It is probably inevitable that the idea of propriety is so strongly ingrained in the psyche of the Afrikaner. We traditionally grow up in an environment where rules and obedience are made very important.
So I was wondering: do we really experience, or even acknowledge, true freedom in our walk with God? Of course, in his discourse in Galatians, Paul is referring to the Old Testament Law, but it seems that in today’s Christian life, any expectation can become a law, whether openly or subtly enforced.
The power of expectation and propriety can dishearten a Christ-follower who wants to please God: how to talk, how to behave, what to do and what not to do, etc. Sometimes so many structures are put in place in the church community that it may hinder people from the joyful experience of freedom in serving and following God, in response to His overwhelming love.

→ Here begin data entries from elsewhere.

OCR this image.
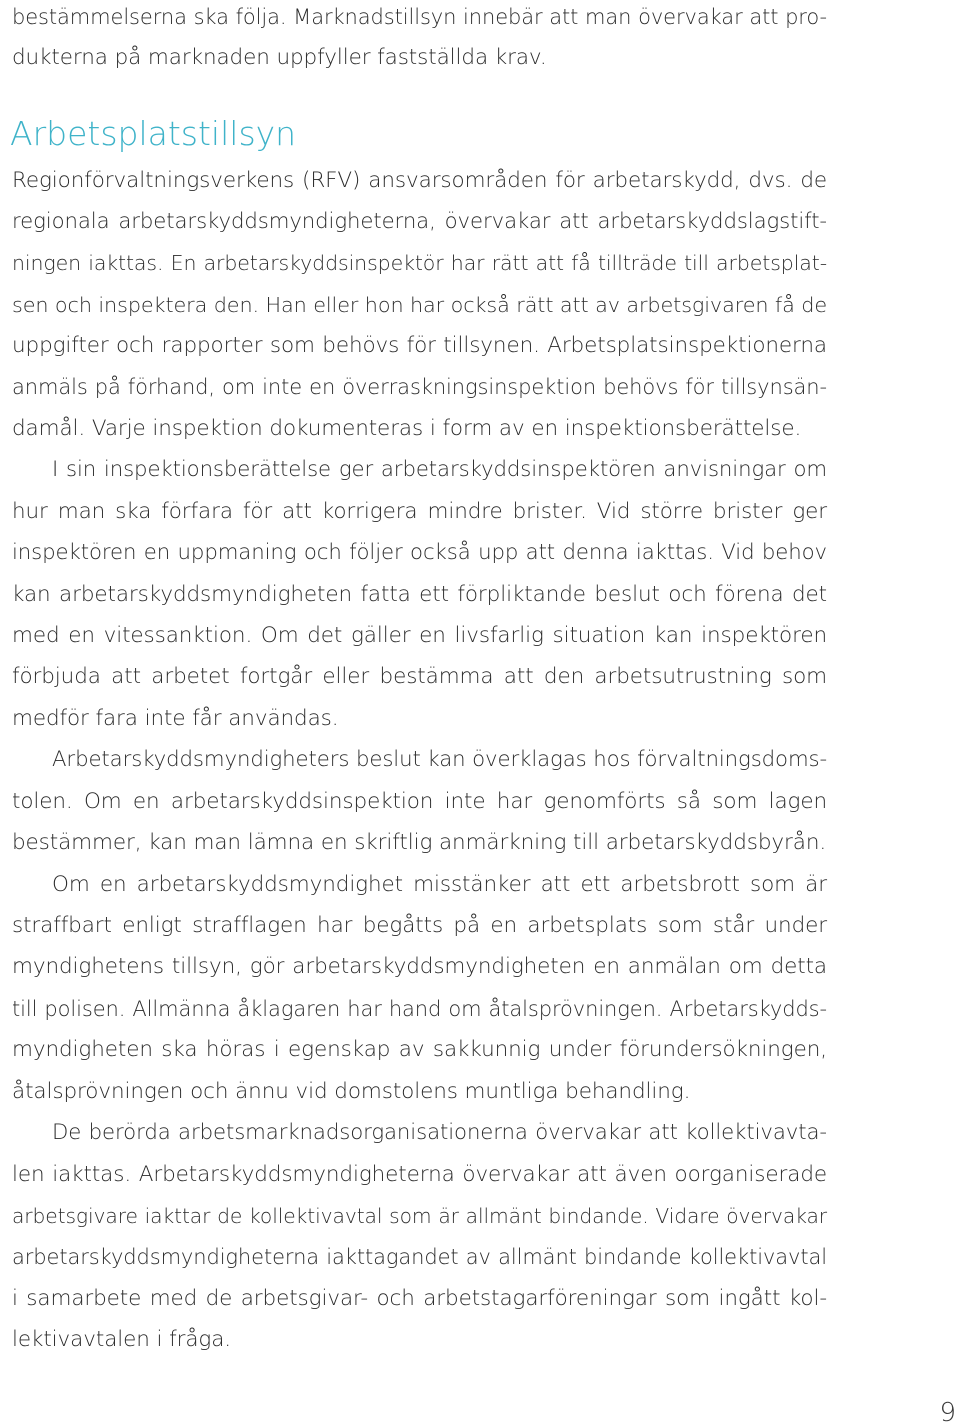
bestämmelserna ska följa. Marknadstillsyn innebär att man övervakar att pro-
dukterna på marknaden uppfyller fastställda krav.
Arbetsplatstillsyn
Regionförvaltningsverkens (RFV) ansvarsområden för arbetarskydd, dvs. de
regionala arbetarskyddsmyndigheterna, övervakar att arbetarskyddslagstift-
ningen iakttas. En arbetarskyddsinspektör har rätt att få tillträde till arbetsplat-
sen och inspektera den. Han eller hon har också rätt att av arbetsgivaren få de
uppgifter och rapporter som behövs för tillsynen. Arbetsplatsinspektionerna
anmäls på förhand, om inte en överraskningsinspektion behövs för tillsynsän-
damål. Varje inspektion dokumenteras i form av en inspektionsberättelse.
I sin inspektionsberättelse ger arbetarskyddsinspektören anvisningar om
hur man ska förfara för att korrigera mindre brister. Vid större brister ger
inspektören en uppmaning och följer också upp att denna iakttas. Vid behov
kan arbetarskyddsmyndigheten fatta ett förpliktande beslut och förena det
med en vitessanktion. Om det gäller en livsfarlig situation kan inspektören
förbjuda att arbetet fortgår eller bestämma att den arbetsutrustning som
medför fara inte får användas.
Arbetarskyddsmyndigheters beslut kan överklagas hos förvaltningsdoms-
tolen. Om en arbetarskyddsinspektion inte har genomförts så som lagen
bestämmer, kan man lämna en skriftlig anmärkning till arbetarskyddsbyrån.
Om en arbetarskyddsmyndighet misstänker att ett arbetsbrott som är
straffbart enligt strafflagen har begåtts på en arbetsplats som står under
myndighetens tillsyn, gör arbetarskyddsmyndigheten en anmälan om detta
till polisen. Allmänna åklagaren har hand om åtalsprövningen. Arbetarskydds-
myndigheten ska höras i egenskap av sakkunnig under förundersökningen,
åtalsprövningen och ännu vid domstolens muntliga behandling.
De berörda arbetsmarknadsorganisationerna övervakar att kollektivavta-
len iakttas. Arbetarskyddsmyndigheterna övervakar att även oorganiserade
arbetsgivare iakttar de kollektivavtal som är allmänt bindande. Vidare övervakar
arbetarskyddsmyndigheterna iakttagandet av allmänt bindande kollektivavtal
i samarbete med de arbetsgivar- och arbetstagarföreningar som ingått kol-
lektivavtalen i fråga.
9
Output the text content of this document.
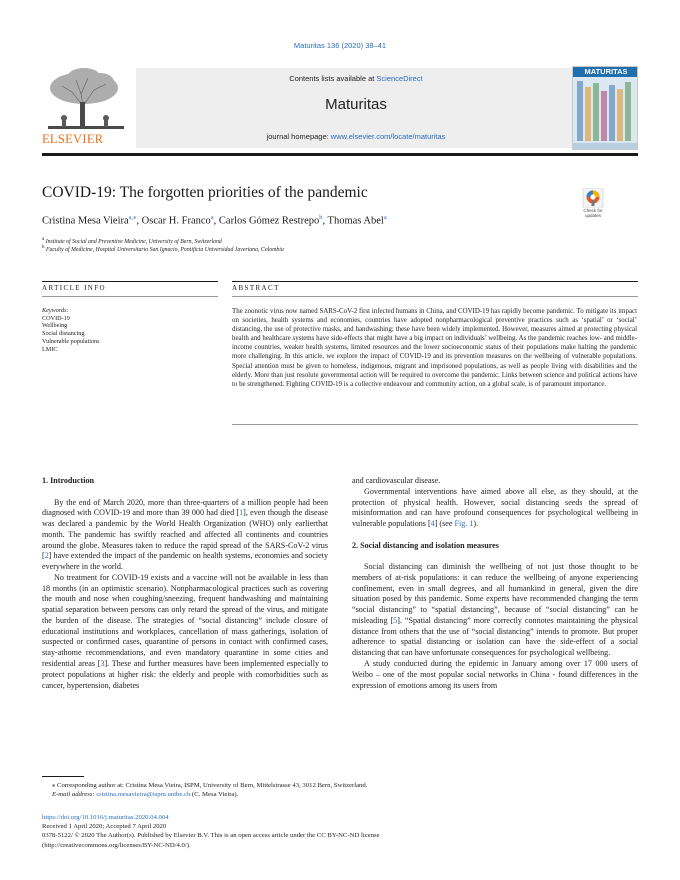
Maturitas 136 (2020) 38–41
ELSEVIER
Contents lists available at ScienceDirect
Maturitas
journal homepage: www.elsevier.com/locate/maturitas
MATURITAS
COVID-19: The forgotten priorities of the pandemic
Check for
updates
Cristina Mesa Vieira$^{a,⁎}$, Oscar H. Franco$^a$, Carlos Gómez Restrepo$^b$, Thomas Abel$^a$
$^a$ Institute of Social and Preventive Medicine, University of Bern, Switzerland
$^b$ Faculty of Medicine, Hospital Universitario San Ignacio, Pontificia Universidad Javeriana, Colombia
ARTICLE INFO	ABSTRACT
Keywords:
COVID-19
Wellbeing
Social distancing
Vulnerable populations
LMIC
The zoonotic virus now named SARS-CoV-2 first infected humans in China, and COVID-19 has rapidly become pandemic. To mitigate its impact on societies, health systems and economies, countries have adopted nonpharmacological preventive practices such as ‘spatial’ or ‘social’ distancing, the use of protective masks, and handwashing; these have been widely implemented. However, measures aimed at protecting physical health and healthcare systems have side-effects that might have a big impact on individuals’ wellbeing. As the pandemic reaches low- and middle-income countries, weaker health systems, limited resources and the lower socioeconomic status of their populations make halting the pandemic more challenging. In this article, we explore the impact of COVID-19 and its prevention measures on the wellbeing of vulnerable populations. Special attention must be given to homeless, indigenous, migrant and imprisoned populations, as well as people living with disabilities and the elderly. More than just resolute governmental action will be required to overcome the pandemic. Links between science and political actions have to be strengthened. Fighting COVID-19 is a collective endeavour and community action, on a global scale, is of paramount importance.
1. Introduction

By the end of March 2020, more than three-quarters of a million people had been diagnosed with COVID-19 and more than 39 000 had died [1], even though the disease was declared a pandemic by the World Health Organization (WHO) only earlierthat month. The pandemic has swiftly reached and affected all continents and countries around the globe. Measures taken to reduce the rapid spread of the SARS-CoV-2 virus [2] have extended the impact of the pandemic on health systems, economies and society everywhere in the world.

No treatment for COVID-19 exists and a vaccine will not be available in less than 18 months (in an optimistic scenario). Nonpharmacological practices such as covering the mouth and nose when coughing/sneezing, frequent handwashing and maintaining spatial separation between persons can only retard the spread of the virus, and mitigate the burden of the disease. The strategies of “social distancing” include closure of educational institutions and workplaces, cancellation of mass gatherings, isolation of suspected or confirmed cases, quarantine of persons in contact with confirmed cases, stay-athome recommendations, and even mandatory quarantine in some cities and residential areas [3]. These and further measures have been implemented especially to protect populations at higher risk: the elderly and people with comorbidities such as cancer, hypertension, diabetes

and cardiovascular disease.

Governmental interventions have aimed above all else, as they should, at the protection of physical health. However, social distancing seeds the spread of misinformation and can have profound consequences for psychological wellbeing in vulnerable populations [4] (see Fig. 1).

2. Social distancing and isolation measures

Social distancing can diminish the wellbeing of not just those thought to be members of at-risk populations: it can reduce the wellbeing of anyone experiencing confinement, even in small degrees, and all humankind in general, given the dire situation posed by this pandemic. Some experts have recommended changing the term “social distancing” to “spatial distancing”, because of “social distancing” can be misleading [5]. “Spatial distancing” more correctly connotes maintaining the physical distance from others that the use of “social distancing” intends to promote. But proper adherence to spatial distancing or isolation can have the side-effect of a social distancing that can have unfortunate consequences for psychological wellbeing.

A study conducted during the epidemic in January among over 17 000 users of Weibo – one of the most popular social networks in China - found differences in the expression of emotions among its users from

⁎ Corresponding author at: Cristina Mesa Vieira, ISPM, University of Bern, Mittelstrasse 43, 3012 Bern, Switzerland.
E-mail address: cristina.mesavieira@ispm.unibe.ch (C. Mesa Vieira).
https://doi.org/10.1016/j.maturitas.2020.04.004
Received 1 April 2020; Accepted 7 April 2020
0378-5122/ © 2020 The Author(s). Published by Elsevier B.V. This is an open access article under the CC BY-NC-ND license
(http://creativecommons.org/licenses/BY-NC-ND/4.0/).
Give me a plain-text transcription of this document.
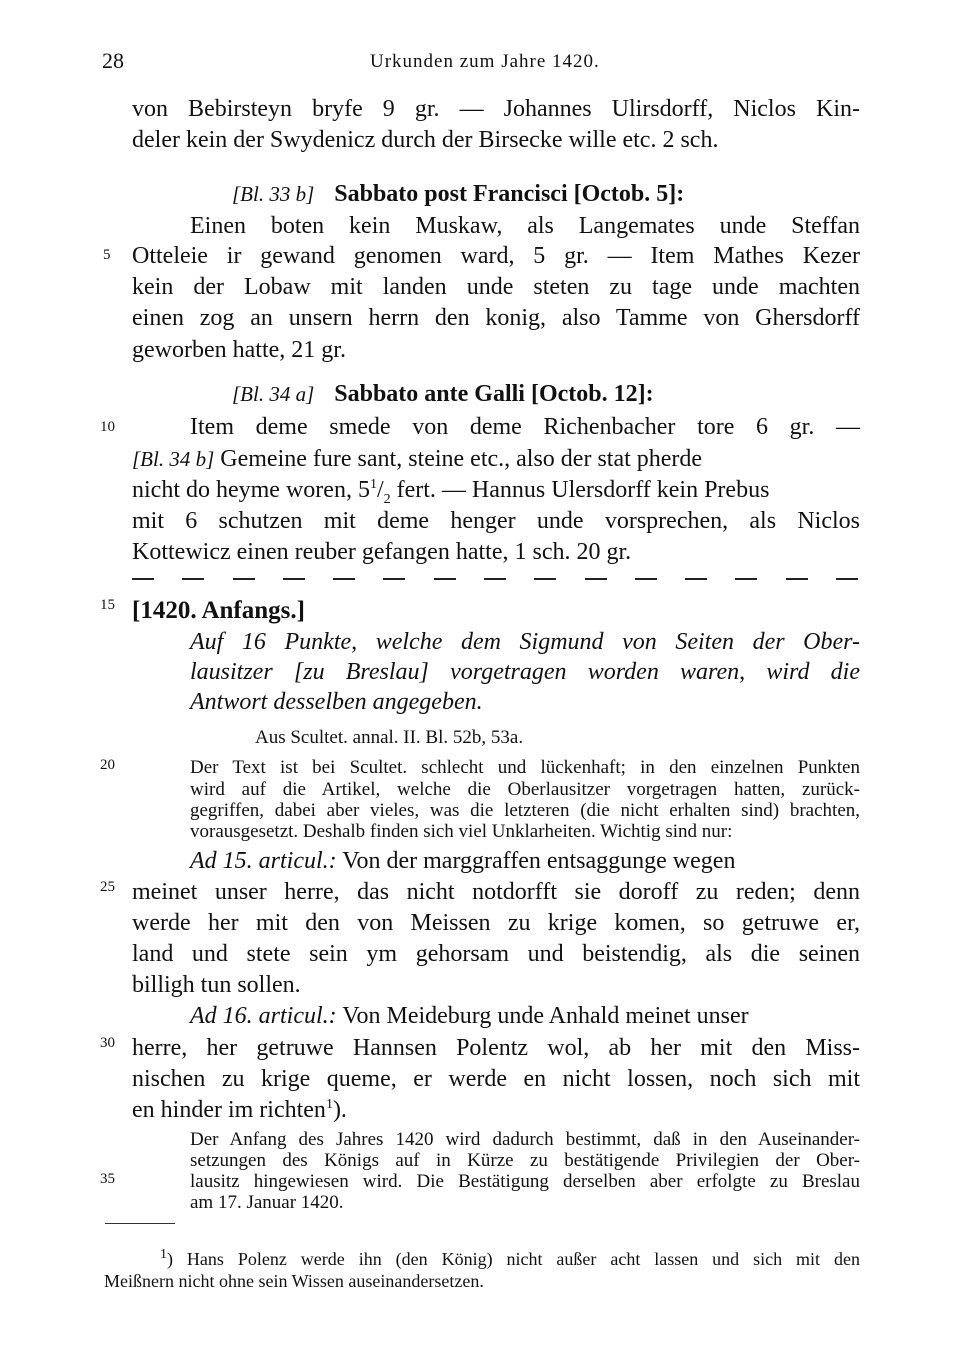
28	Urkunden zum Jahre 1420.
5
10
15
20
25
30
35
von Bebirsteyn bryfe 9 gr. — Johannes Ulirsdorff, Niclos Kin-
deler kein der Swydenicz durch der Birsecke wille etc. 2 sch.
[Bl. 33 b] Sabbato post Francisci [Octob. 5]:
Einen boten kein Muskaw, als Langemates unde Steffan
Otteleie ir gewand genomen ward, 5 gr. — Item Mathes Kezer
kein der Lobaw mit landen unde steten zu tage unde machten
einen zog an unsern herrn den konig, also Tamme von Ghersdorff
geworben hatte, 21 gr.
[Bl. 34 a] Sabbato ante Galli [Octob. 12]:
Item deme smede von deme Richenbacher tore 6 gr. —
[Bl. 34 b] Gemeine fure sant, steine etc., also der stat pherde
nicht do heyme woren, $5^1/_2$ fert. — Hannus Ulersdorff kein Prebus
mit 6 schutzen mit deme henger unde vorsprechen, als Niclos
Kottewicz einen reuber gefangen hatte, 1 sch. 20 gr.
[1420. Anfangs.]
Auf 16 Punkte, welche dem Sigmund von Seiten der Ober-
lausitzer [zu Breslau] vorgetragen worden waren, wird die
Antwort desselben angegeben.
Aus Scultet. annal. II. Bl. 52b, 53a.
Der Text ist bei Scultet. schlecht und lückenhaft; in den einzelnen Punkten
wird auf die Artikel, welche die Oberlausitzer vorgetragen hatten, zurück-
gegriffen, dabei aber vieles, was die letzteren (die nicht erhalten sind) brachten,
vorausgesetzt. Deshalb finden sich viel Unklarheiten. Wichtig sind nur:
Ad 15. articul.: Von der marggraffen entsaggunge wegen
meinet unser herre, das nicht notdorfft sie doroff zu reden; denn
werde her mit den von Meissen zu krige komen, so getruwe er,
land und stete sein ym gehorsam und beistendig, als die seinen
billigh tun sollen.
Ad 16. articul.: Von Meideburg unde Anhald meinet unser
herre, her getruwe Hannsen Polentz wol, ab her mit den Miss-
nischen zu krige queme, er werde en nicht lossen, noch sich mit
en hinder im richten$^1$).
Der Anfang des Jahres 1420 wird dadurch bestimmt, daß in den Auseinander-
setzungen des Königs auf in Kürze zu bestätigende Privilegien der Ober-
lausitz hingewiesen wird. Die Bestätigung derselben aber erfolgte zu Breslau
am 17. Januar 1420.
$^1$) Hans Polenz werde ihn (den König) nicht außer acht lassen und sich mit den
Meißnern nicht ohne sein Wissen auseinandersetzen.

Of course order is important, and without structure very little is accomplished. But what is the motivation behind these rules or the structure – to enable, or to control? In the church family, maybe we should stop laying down the law, and start letting go of the law.
The law has its place, it is not void of meaning. It confirms to us that we are sinful, that we cannot save ourselves, and that we desperately need a Saviour (Gal 3:10-11). “So then, the law was our guardian until Christ came, in order that we might be justified by faith” (Gal 3:24).
Each believer is at their own place of spiritual growth, becoming more and more like Jesus. We are all on the same road, following God, and should love and encourage one another, not restrict and control each other. “For the whole law is fulfilled in one word: “You shall love your neighbour as yourself” (Gal 5:14).
I am learning about this freedom. “Kancane kancane” (little by little) I am starting to understand my own freedom in Christ bought with His precious blood, and it becomes easier to practice grace and love towards others.
Gal 5:1 “For freedom Christ has set us free; stand firm therefore, and do not submit again to a yoke of slavery”.